In your prepare recipe, you can switch to "Columns View" (top right)

From this view you should be able to select to view the % of empty or non-empty records (screenshot attached). Then on the left side you should be able to select several columns at a time and delete in one go.

I hope this helps!

 

phuongphan
Level 2
Author

Hi @Liev , very nice way. Thank you for your screenshot. By the way, if i have thousands of columns, it is still very hard to deal all of them at once. So I had to create code recipes.

0 Kudos
ATsao
Dataiker

Hi,

You can filter out rows in DSS (either removing or clearing them) where these columns contain NaN or null values. However, if you are looking to remove the column itself based on this condition, your best bet would be to create your own code recipe to handle this logic accordingly.
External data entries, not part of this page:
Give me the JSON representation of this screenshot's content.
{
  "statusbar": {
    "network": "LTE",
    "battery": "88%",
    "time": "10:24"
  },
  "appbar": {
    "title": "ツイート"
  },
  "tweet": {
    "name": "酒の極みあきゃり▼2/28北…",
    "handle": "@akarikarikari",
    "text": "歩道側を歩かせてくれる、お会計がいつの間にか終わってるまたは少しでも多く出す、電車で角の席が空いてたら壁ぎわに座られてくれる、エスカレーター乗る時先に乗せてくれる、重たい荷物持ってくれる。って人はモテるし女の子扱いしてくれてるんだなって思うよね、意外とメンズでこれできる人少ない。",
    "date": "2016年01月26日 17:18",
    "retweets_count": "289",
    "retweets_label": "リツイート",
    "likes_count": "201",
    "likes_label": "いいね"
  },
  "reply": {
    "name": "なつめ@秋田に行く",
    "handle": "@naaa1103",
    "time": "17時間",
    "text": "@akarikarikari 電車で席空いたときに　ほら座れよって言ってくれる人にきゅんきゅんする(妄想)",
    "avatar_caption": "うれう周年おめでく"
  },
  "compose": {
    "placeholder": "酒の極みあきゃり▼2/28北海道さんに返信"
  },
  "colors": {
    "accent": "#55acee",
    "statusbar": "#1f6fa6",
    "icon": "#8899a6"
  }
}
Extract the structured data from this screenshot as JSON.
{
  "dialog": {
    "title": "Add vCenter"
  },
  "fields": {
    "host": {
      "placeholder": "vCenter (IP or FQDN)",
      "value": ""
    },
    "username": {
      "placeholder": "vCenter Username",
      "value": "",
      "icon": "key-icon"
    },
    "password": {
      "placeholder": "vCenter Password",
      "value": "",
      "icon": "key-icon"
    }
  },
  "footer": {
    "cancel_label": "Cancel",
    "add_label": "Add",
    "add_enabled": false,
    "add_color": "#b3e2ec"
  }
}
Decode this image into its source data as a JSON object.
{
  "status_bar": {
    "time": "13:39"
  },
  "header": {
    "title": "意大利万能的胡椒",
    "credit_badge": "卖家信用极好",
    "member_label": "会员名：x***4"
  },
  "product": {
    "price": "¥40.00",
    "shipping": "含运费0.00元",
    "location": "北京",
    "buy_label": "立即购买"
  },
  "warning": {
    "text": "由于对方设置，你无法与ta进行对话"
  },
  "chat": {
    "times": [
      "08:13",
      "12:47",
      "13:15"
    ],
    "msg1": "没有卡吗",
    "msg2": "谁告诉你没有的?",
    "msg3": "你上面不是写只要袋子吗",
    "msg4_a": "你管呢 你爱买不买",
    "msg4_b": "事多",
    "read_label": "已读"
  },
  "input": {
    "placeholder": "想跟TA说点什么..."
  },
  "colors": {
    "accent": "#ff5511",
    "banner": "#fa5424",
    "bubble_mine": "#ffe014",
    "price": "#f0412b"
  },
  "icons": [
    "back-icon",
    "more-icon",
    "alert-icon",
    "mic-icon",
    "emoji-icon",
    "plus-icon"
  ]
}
For example, you could read the input dataset into a dataframe, whether through Python or R, iterate through the columns to calculate the % of NaNs that can be found in that particular column, and then remove the corresponding column(s) if it exceeds this condition (and write the resulting dataframe into your output dataset). 

I hope that this helps!

Best,
Andrew

phuongphan
Level 2
Author

Thank you @ATsao for your reply. Yes, I finally had to create code recipes to remove all columns which have high percents of NaN, and to create new additional features.